A country can have very rich natural resources. However, if these rich natural resources have not been converted as an input to the economy, it means that they have not been sufficiently utilized. One of the potential economic forces among these natural resources are the coasts. Due to severity the socio-economic and political problems they cause, the use of the coastal areas, which are also intertwined with internal and external tourism movements, has increased after 1990’s in Turkey. This concentration on the shores is undoubted of great importance for Turkey, which has 8272 km of shorelines and a significant amount of inland waters.

While tourism procured goods and services from 30 sectors in the 1970’s, it currently procures goods and services from 54 main and subsidiary sectors. The annual volume of these goods and services purchased is around 11.2 billion. When the final demand for tourism is increasing by one unit, the total production increase of all sectors is about 1.7 units. Today, the tourism sector is among the sectors that increase production the most. Another aspect of the contribution of the tourism sector to the economy and social life is the employment opportunities created. The sector stands out both in terms of creating large-scale jobs and investment spending in order to provide jobs for many people.

In the Turkish economy, the industry has reached a size of 4.5-5.0 percent of the national income and 20 percent of export revenues in terms of monetary aggregate; with 11 to 12 billion dollars spent in the domestic market for goods and services, and 3.0-3.5 billion dollars for investments and renovations. The business volume created by the sector is as high as 16-17 billion dollars annually. When the other movements in the sector are also taken into consideration, this volume reaches 10 percent of the national income.

Just as in every economic activity, a development based solely on foreign demand is not healthy in tourism. Therefore, the development of domestic tourism is very important for the development of all touristic activities in the country. Domestic tourism movements which started in the 1930s in Turkey have somewhat developed with the increase of income, welfare and cultural level of the people, but have not reached the desired levels. There are important reasons for this. The most important reason is the concentration of secondary housing on the coasts especially from the 1980s onwards. Thus, tourism mobility within the country has decreased or secondary housing has been in the forefront in terms of domestic tourism mobility. Even the mobility of domestic tourism has been perceived as traveling to and from second homes. Therefore; after the 1950s, a rapid increase in the number of second homes was observed, especially in the Aegean and Mediterranean coasts. The desire of people to free themselves from the turmoil of cities and to have a new residence, the attractiveness of coastal areas that allow many recreational activities, and many other factors have caused the shores to be filled with secondary homes.

As a result of the rapid development of transportation and communication technologies, improvements to income distribution, and the right to vacation becoming widely demanded by the masses, the tourism market is expanding all over the world. The demands are diversifying and different sub-markets that address the increasingly varied understandings of vacation and accommodation in the growing tourism market.
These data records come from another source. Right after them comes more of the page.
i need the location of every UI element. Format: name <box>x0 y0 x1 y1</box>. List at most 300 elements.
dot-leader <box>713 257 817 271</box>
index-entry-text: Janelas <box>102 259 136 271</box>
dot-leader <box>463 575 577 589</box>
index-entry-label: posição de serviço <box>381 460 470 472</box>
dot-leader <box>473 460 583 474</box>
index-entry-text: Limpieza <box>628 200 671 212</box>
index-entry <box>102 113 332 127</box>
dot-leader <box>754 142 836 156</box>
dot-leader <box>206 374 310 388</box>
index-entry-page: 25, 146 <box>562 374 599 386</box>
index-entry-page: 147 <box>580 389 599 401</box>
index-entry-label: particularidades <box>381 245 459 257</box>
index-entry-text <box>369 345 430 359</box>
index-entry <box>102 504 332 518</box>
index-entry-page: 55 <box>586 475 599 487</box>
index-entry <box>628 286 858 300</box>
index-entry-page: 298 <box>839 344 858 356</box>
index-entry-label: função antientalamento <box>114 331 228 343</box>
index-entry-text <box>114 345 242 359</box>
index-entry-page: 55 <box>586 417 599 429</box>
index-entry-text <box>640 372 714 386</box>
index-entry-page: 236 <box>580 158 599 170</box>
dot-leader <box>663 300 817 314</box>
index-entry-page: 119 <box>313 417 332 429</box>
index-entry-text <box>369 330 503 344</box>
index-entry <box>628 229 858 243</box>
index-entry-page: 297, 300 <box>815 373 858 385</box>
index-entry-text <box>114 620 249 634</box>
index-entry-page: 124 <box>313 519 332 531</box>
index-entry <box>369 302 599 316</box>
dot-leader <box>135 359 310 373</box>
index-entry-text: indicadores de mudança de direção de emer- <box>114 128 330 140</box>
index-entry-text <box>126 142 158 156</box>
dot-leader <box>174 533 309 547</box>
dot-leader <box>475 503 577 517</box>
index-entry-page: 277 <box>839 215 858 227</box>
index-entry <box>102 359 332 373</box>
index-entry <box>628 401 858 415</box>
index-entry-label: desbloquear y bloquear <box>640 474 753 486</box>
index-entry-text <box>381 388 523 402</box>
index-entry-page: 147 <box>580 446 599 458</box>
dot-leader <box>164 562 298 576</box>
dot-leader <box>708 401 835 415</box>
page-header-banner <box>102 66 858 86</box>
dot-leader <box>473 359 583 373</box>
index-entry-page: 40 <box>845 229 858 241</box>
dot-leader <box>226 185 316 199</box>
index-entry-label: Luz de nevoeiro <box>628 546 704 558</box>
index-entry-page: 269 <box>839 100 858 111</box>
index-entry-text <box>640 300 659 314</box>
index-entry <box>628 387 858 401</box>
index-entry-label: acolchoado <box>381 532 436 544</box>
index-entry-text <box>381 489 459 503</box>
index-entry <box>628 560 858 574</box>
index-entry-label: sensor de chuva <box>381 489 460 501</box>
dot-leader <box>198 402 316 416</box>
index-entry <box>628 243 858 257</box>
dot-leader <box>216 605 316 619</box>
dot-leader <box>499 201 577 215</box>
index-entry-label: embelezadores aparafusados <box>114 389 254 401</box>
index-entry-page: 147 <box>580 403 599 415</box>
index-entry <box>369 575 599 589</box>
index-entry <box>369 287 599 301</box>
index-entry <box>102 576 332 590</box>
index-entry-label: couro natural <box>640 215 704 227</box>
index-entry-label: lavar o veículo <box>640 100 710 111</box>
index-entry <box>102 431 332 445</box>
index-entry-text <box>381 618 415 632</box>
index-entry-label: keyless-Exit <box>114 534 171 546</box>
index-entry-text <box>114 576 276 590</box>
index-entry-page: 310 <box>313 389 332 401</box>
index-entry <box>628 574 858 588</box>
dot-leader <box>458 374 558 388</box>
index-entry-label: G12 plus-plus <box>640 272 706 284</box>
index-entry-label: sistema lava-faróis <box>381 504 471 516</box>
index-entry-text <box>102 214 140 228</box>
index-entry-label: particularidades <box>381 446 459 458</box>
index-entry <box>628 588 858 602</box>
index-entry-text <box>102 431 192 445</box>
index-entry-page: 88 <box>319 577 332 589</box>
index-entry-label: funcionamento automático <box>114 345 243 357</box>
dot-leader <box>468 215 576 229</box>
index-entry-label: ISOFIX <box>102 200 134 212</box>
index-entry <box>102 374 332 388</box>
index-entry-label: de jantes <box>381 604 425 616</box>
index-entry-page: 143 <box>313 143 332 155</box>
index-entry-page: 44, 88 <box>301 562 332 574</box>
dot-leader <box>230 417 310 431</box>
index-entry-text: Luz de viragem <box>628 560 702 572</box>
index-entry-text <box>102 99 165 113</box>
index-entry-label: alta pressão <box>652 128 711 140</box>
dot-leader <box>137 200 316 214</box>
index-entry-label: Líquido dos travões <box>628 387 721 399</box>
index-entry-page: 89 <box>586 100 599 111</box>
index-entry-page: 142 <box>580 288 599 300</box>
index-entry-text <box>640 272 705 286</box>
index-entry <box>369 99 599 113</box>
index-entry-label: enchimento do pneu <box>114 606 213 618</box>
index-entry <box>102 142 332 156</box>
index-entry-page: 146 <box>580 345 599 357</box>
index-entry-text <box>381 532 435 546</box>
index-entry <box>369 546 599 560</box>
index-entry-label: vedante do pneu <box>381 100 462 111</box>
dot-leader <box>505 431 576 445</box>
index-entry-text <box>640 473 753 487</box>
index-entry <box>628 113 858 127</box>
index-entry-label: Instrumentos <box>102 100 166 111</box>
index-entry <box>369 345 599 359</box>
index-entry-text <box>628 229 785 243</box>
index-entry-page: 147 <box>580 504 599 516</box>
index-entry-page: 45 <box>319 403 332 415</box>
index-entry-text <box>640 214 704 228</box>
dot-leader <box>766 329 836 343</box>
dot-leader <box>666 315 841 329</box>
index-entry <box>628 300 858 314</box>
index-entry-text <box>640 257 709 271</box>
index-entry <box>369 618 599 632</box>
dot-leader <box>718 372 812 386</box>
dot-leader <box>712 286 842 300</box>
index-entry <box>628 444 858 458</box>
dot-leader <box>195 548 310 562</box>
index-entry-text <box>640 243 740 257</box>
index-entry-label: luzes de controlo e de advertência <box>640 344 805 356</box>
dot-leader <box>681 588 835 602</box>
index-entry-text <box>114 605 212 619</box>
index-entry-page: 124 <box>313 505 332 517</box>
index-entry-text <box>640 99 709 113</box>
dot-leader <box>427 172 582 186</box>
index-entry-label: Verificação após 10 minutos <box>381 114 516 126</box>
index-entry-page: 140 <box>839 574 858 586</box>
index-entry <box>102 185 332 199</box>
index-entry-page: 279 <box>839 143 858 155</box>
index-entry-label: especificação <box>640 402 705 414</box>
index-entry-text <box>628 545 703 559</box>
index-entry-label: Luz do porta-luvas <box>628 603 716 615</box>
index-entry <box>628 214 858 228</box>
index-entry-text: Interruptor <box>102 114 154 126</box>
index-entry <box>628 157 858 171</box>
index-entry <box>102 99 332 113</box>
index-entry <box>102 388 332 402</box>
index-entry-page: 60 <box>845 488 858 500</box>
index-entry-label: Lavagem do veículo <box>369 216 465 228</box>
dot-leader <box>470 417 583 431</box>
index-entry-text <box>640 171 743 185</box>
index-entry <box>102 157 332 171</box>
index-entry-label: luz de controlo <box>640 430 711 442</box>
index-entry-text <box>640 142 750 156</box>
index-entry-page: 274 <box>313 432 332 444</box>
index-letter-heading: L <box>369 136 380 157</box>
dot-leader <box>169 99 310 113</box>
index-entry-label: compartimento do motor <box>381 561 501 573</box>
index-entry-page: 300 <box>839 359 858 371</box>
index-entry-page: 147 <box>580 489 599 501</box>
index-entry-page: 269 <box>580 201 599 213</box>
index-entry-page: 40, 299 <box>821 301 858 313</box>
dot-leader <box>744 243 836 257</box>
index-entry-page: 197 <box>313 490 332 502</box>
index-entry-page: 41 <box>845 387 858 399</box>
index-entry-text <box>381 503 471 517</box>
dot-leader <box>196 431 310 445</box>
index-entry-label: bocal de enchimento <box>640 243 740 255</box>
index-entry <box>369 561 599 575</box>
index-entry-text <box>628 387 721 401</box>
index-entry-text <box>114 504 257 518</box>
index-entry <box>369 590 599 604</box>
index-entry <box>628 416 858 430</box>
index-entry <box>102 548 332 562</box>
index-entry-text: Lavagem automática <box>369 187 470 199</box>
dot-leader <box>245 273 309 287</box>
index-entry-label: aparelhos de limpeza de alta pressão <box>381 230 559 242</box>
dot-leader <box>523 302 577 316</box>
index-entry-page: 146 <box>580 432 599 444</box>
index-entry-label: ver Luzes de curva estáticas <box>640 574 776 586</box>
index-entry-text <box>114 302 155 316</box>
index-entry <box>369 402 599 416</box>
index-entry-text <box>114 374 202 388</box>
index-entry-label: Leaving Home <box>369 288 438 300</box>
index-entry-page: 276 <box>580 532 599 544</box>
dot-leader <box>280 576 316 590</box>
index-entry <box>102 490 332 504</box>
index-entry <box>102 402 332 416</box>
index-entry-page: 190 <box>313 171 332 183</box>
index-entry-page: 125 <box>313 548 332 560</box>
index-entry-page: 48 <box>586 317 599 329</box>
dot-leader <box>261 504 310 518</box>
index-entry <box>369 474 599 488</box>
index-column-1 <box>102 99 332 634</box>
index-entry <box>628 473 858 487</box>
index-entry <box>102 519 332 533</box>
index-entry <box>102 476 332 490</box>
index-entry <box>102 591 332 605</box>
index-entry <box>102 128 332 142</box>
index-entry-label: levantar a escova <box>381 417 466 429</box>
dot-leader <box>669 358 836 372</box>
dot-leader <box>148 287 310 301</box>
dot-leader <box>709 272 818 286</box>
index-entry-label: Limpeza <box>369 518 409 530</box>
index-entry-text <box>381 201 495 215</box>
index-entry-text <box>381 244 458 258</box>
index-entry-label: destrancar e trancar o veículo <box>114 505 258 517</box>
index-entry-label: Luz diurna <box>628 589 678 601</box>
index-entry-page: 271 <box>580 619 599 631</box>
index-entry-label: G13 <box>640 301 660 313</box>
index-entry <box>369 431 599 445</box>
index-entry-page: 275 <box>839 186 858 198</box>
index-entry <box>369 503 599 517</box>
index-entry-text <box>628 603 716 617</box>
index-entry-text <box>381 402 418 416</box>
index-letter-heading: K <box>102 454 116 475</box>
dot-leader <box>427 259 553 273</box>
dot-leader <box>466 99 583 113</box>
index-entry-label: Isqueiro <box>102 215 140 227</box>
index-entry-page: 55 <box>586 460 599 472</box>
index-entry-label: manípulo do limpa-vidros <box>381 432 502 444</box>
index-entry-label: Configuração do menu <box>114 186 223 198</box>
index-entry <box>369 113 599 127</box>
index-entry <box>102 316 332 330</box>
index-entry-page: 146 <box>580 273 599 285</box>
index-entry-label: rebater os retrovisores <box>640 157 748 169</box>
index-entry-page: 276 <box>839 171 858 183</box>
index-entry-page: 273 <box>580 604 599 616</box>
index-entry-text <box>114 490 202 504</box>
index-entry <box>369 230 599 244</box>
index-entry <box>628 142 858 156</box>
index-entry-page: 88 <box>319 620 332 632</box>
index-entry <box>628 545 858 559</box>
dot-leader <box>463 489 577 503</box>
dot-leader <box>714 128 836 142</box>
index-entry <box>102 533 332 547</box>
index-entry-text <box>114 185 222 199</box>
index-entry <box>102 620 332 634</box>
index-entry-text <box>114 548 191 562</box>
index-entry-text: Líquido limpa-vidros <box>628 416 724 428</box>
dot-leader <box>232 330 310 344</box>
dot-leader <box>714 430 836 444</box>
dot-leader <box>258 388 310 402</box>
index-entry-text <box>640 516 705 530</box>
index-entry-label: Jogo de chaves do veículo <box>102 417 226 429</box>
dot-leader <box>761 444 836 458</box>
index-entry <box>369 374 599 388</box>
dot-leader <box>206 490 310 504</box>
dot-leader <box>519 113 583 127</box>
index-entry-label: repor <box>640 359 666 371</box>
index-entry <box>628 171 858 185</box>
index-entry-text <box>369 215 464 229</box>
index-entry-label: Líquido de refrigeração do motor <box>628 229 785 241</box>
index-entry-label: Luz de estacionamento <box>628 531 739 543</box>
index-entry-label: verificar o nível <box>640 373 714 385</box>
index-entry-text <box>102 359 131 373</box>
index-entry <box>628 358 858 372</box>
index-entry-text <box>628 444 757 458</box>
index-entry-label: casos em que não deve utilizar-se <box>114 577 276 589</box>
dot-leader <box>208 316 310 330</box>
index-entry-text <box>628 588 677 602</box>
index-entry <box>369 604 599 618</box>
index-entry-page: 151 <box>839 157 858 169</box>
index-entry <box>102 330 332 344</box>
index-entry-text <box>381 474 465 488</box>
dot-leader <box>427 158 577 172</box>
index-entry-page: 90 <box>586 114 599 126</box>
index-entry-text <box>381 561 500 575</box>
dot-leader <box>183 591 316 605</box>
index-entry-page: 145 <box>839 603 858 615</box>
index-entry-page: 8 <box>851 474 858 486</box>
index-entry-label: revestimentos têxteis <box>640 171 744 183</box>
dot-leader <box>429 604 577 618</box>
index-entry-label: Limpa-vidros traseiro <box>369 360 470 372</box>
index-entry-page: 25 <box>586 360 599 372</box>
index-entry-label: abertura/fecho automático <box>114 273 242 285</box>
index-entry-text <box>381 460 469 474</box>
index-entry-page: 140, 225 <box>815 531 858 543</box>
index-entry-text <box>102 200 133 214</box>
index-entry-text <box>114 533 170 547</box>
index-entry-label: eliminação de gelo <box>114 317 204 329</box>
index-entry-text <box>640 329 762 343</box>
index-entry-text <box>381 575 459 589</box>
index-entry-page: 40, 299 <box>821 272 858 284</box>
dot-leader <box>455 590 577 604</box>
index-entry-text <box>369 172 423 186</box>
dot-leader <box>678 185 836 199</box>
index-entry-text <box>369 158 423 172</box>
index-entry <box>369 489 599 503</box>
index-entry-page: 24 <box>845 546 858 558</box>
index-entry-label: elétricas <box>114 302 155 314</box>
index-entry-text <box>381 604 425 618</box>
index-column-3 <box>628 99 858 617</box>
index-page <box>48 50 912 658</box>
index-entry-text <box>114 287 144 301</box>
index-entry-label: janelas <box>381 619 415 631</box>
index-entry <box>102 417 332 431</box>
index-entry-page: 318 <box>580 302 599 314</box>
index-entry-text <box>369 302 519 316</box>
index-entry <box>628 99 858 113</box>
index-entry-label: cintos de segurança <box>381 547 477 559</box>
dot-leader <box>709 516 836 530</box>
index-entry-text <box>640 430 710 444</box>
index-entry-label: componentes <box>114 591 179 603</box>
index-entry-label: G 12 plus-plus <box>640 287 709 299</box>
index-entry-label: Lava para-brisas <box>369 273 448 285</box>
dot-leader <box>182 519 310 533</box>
While economic package tours, mass tourism, and demands for accommodation that meets these trends are on the rise, individual pursuits that are completely outside of this, those of whom that do not prefer mass tourism have also increased. Home tourism meets the demands of travelers who primarily travel for cultural tourism; the desire to rent a home or a condominium, etc., within the historic fabric of the city they visit; prefer to shop around just as the locals of the destination, and often meet their own travel needs individually. In other words, the target audience of domestic tourism does not coincide with that of hotel tourism, and these are tourists with completely different preferences. In this context, domestic tourism is not competing against hotels but is a model that meets the needs of those who have different accommodation and travel preferences.

Key Terms in this Chapter

Mobile Technologies: Mobile technology refers to devices that are both transportable and offer instantaneous access to information.

Rent a House Ayvalik: A tourism union project financed by the South Marmara Development Agency (GMKA).

Alternative Accommodation Businesses: The alternative accommodation establishments (mostly, the guest houses) sampled for this study are representative of this category of accommodation sector because of their distinctive characteristics.

Home Tourism: The home tourism concept used to refer to the market with a high concentration of what is called “summer holiday house,” “holiday house,” or “second house” in foreign literature has been used for the last 30 years in tourism sector.

Innovative Technologies: Thanks to digital innovation and social media, guests also expect digital interactions with the hotel to be personalized.

International House Rental Companies: Global home rental companies noted for their strong financial structure and extensive service network in recent years cater to potential users who rent houses through this system.

Holiday House: Accommodation units close to urban settlements, outside the urban living conditions such as coasts and plateaus, purchased mostly for recreation or investment, accommodation used at certain times of the year for certain periods (holiday home, weekend home, cottage, country home, chalet, etc.) are referred to as simply “secondary (or second) home”.